If the program is successful, it could be extended to include the systems and networks of the U.S. critical electronic infrastructure.
“We hope the . . . cyber pilot can be the beginning of something bigger,” Deputy Defense Secretary William J. Lynn III said at a global security conference recently. “It could serve as a model that can be transported to other critical infrastructure sectors, under the leadership of the Department of Homeland Security.”
To identify threats, the NSA uses behavioral modeling of suspicious network behavior and digital DNA (i.e. threat signatures of malicious codes).
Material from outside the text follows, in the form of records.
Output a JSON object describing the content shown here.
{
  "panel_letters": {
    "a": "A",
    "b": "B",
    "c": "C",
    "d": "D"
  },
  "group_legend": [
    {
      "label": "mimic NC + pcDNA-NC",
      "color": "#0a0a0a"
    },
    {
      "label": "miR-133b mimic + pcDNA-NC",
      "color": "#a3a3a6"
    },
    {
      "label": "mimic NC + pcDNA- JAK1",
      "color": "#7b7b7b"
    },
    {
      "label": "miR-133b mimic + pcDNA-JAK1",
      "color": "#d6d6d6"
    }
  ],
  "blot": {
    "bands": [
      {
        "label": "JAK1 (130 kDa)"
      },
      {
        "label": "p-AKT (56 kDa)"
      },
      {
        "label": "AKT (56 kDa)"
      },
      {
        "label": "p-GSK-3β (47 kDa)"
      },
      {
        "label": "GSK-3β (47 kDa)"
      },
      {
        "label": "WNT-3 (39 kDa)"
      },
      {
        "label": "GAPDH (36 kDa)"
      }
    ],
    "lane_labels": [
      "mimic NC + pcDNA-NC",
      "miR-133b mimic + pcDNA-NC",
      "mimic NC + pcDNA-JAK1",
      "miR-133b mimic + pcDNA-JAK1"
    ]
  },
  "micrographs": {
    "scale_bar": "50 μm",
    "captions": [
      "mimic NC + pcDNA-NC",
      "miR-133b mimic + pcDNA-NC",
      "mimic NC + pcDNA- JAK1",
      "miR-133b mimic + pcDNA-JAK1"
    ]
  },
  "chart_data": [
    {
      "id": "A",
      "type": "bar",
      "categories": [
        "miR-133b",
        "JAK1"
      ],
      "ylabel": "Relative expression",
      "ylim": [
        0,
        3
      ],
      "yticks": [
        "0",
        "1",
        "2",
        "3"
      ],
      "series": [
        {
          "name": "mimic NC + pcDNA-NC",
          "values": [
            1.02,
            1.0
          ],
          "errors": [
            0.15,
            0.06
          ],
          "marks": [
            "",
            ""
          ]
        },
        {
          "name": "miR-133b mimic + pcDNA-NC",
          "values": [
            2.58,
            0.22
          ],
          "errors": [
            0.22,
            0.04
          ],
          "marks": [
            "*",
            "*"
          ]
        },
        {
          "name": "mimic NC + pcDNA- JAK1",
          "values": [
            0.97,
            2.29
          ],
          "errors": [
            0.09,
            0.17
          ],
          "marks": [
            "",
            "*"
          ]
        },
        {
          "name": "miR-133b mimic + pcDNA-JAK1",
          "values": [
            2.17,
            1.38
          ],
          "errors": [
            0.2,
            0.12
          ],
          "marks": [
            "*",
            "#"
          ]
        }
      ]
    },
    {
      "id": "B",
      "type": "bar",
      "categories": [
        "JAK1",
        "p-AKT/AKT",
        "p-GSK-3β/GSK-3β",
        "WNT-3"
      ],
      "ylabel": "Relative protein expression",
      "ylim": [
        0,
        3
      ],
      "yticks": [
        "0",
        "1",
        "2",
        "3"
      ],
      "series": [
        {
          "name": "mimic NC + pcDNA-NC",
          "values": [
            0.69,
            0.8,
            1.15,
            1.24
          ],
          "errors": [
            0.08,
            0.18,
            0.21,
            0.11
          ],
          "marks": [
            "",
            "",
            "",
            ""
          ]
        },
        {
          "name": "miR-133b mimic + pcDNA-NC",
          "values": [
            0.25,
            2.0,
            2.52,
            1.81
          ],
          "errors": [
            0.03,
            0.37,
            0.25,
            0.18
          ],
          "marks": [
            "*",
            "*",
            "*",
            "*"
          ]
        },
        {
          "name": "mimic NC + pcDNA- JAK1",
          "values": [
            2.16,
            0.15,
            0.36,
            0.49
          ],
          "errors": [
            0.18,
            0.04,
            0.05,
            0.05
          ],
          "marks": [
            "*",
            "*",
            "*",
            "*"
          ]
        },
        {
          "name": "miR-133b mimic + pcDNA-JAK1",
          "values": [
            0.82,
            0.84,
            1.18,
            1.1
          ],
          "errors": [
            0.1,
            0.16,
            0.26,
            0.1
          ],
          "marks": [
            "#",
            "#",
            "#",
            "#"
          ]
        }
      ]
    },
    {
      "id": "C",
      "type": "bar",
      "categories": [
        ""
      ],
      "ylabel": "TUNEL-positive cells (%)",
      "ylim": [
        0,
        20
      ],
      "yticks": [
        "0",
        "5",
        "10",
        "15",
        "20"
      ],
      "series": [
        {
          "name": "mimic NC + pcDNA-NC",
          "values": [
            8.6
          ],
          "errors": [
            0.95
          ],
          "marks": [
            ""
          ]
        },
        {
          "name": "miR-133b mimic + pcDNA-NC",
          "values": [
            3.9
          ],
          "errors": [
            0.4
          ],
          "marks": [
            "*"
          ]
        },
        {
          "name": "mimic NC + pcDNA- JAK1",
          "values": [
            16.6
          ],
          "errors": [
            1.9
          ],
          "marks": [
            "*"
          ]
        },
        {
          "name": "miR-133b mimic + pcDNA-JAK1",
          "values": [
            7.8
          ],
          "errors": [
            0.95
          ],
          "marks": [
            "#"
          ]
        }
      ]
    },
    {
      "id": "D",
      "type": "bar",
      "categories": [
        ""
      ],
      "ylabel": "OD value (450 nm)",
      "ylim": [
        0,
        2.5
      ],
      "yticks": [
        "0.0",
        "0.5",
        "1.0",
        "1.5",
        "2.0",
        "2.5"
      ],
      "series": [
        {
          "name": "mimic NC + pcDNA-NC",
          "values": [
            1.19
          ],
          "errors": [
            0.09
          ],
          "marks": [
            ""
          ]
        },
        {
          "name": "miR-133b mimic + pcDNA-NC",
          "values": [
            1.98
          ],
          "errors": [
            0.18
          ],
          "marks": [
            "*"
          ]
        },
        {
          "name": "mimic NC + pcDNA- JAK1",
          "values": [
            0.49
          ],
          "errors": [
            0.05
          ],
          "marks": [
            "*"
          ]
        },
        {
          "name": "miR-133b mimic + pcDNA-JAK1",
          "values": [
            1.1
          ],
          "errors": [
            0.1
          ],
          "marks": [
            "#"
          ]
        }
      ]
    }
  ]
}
The trial is testing two sets of signatures and behavior patters the NSA has identified as top threats. While the NSA technology is more sophisticated than traditional anti-virus programs, it only screens for known threats and not new ones.
However, civil liberties groups say there needs to be assurances the NSA will not use any network monitoring capabilities for surveillance or spying. Any extension of the pilot program must guarantee protections against government access to private Internet traffic, said James X. Dempsey, vice president for public policy at the Center for Democracy & Technology, a civil liberties group.
“We wouldn’t want this to become a backdoor form of surveillance,” Dempsey said.
The program is not a cure-all for defense contractors whose computer systems are constantly under attack. It will not protect from insider threats or leaked material. Nor will it protect from hackers who penetrate security software that enables them to log into networks like legitimate users, such as the breach of Lockheed Martin’s computers recently.